29. Oktober 201600:14

Die Ungehörigkeit des Glücks - Jenny Downham

Titel: Die Ungehörigkeit des Glücks
Autor/in: Jenny Downham
Seitenanzahl: 480
Verlag: C.Bertelsmann

Das Leben der 17jährigen Katie nimmt eine dramatische Wendung, als ein Anruf ankündigt, dass ihre Großmutter Mary bei ihr zu Hause einziehen wird. Ihre Mutter Caroline hat dem widerwillig zugestimmt, denn sie hatte seit vielen Jahren keinen Kontakt zu Mary. 
Katie muss mit der fremden Großmutter das Zimmer teilen. Und sie fängt an, sich für Marys Geschichte zu interessieren. Katie will dem Familiengeheimnis auf die Spur kommen. Das ist nicht einfach, weil Mary immer öfter große Aussetzer hat. Doch Katie erkennt verblüffende Ähnlichkeiten zwischen sich und Mary: beide haben eine ungehörige Vorstellung von Glück...
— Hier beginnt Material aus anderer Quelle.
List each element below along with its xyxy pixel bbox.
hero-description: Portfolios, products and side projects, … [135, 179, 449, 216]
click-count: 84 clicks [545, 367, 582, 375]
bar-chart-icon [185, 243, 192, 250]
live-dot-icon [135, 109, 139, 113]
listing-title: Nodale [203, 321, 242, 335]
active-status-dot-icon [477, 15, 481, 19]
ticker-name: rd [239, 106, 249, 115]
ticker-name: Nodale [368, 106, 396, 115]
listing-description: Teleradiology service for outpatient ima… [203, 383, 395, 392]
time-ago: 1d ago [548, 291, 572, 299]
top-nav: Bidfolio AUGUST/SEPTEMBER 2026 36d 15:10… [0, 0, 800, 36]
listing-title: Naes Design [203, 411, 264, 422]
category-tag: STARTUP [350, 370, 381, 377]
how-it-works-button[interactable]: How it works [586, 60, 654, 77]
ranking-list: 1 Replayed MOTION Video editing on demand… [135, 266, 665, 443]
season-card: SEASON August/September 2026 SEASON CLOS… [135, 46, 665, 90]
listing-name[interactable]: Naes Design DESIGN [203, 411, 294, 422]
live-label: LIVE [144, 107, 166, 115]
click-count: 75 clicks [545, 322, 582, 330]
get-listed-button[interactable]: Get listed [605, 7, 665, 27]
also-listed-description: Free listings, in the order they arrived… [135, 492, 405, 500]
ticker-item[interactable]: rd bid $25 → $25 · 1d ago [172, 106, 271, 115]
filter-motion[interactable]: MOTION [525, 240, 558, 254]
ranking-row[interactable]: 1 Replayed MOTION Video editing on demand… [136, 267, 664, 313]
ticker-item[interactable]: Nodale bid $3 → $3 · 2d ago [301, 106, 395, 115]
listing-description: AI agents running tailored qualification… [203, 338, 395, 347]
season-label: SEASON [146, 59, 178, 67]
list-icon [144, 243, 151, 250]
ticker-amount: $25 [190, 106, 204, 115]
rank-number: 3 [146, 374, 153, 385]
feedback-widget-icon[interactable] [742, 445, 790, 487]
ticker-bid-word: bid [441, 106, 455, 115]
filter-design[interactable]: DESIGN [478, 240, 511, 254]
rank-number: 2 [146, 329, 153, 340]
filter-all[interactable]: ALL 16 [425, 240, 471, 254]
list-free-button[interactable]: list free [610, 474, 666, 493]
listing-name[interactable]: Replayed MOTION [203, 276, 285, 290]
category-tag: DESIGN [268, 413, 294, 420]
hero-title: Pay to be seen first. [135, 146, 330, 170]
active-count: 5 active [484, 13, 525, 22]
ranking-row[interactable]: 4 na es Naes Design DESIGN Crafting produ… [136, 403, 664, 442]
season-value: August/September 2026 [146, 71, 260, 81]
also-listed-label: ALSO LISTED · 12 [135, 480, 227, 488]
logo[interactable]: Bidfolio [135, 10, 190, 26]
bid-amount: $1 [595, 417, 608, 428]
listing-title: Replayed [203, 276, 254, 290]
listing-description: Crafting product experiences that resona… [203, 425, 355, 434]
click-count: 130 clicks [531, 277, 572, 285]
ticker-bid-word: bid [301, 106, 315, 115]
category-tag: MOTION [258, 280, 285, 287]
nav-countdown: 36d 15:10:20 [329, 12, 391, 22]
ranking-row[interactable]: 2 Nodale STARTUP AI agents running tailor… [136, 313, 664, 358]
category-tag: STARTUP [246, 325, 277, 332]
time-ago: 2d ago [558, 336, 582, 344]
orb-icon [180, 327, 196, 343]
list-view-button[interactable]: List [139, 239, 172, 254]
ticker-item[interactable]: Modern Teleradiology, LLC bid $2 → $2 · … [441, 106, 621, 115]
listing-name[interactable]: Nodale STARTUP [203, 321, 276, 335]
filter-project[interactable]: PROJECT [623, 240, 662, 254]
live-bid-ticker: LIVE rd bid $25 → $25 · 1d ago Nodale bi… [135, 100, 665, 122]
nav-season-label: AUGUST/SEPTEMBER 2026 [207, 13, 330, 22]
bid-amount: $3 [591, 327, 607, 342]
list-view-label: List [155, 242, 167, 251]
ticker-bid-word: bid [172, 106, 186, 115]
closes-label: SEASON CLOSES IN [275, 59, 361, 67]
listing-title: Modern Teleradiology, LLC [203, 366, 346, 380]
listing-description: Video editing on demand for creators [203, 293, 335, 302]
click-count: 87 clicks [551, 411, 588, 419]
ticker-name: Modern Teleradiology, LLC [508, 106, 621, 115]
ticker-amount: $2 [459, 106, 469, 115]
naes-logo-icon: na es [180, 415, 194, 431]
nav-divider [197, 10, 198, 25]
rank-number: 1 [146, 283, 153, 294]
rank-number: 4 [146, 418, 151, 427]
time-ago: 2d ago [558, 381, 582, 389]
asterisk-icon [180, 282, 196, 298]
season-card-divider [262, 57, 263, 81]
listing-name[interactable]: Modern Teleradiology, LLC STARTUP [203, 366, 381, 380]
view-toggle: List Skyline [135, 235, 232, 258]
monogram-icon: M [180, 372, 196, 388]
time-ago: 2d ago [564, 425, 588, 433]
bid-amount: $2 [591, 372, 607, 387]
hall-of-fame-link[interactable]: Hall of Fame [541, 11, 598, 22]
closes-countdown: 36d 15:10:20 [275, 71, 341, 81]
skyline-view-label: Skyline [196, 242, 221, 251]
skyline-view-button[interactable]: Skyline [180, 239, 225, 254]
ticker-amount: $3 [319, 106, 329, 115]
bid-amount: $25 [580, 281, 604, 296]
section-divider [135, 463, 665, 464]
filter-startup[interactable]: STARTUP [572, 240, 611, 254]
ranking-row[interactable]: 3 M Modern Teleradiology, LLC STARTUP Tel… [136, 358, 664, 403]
Dieses Buch ist sehr gelungen. Es ist andersartig in vielerlei Dingen, spricht Themen an über die viele Menschen schweigen oder die damit nicht umgehen können. Zum Beispiel: Demenz.
Demenz ist eine ernstzunehmende und für alle Beteiligten schwierige Krankheit. In der Geschichte wird jedoch schön beschrieben wie man trotz der Krankheit und einem alten Familiendrama wieder zueinander finden kann.
Wie viel ein kleiner Schritt in die Richtung eines Menschen bewirken kann und wie stark manche Bindungen sind.
Der Schreibstil ist flüssig, die Kapitel sind schön untergegliedert und nicht zu lang. Die Einschübe der Erinnerungen, die Mary hat, sind thematisch und inhaltlich passend hineingefügt. So kann man genau nachvollziehen, was damals passiert ist oder Marys Gefühle bezüglich bestimmter Situationen. 
Zu den Protagonisten: Mary, Caroline und Katie.
Mary (Großmutter) ist einfach ein wundervoller, belebender und großartiger Charakter, der sich von der ersten Seite in mein Herz geschlichen hat.
Caroline (Mutter) hingegen war mir anfangs unsympathisch, sie ist zu ordentlich, hektisch und kalt. Im Laufe der Geschichte erfährt man aber die Gründe, warum sie so gefühlskalt ist.
Katie (Tochter von Caroline) ist fleißig, passt sich vielem an und kümmert sich um ihre Familie. Durch ihre Großmutter Mary, fängt sie an zu leben; sie durchlebt Veränderungen die ihr helfen sich selbst zu finden, sich zu akzeptieren und sich einzugestehen wer sie ist bzw. wer sie sein möchte.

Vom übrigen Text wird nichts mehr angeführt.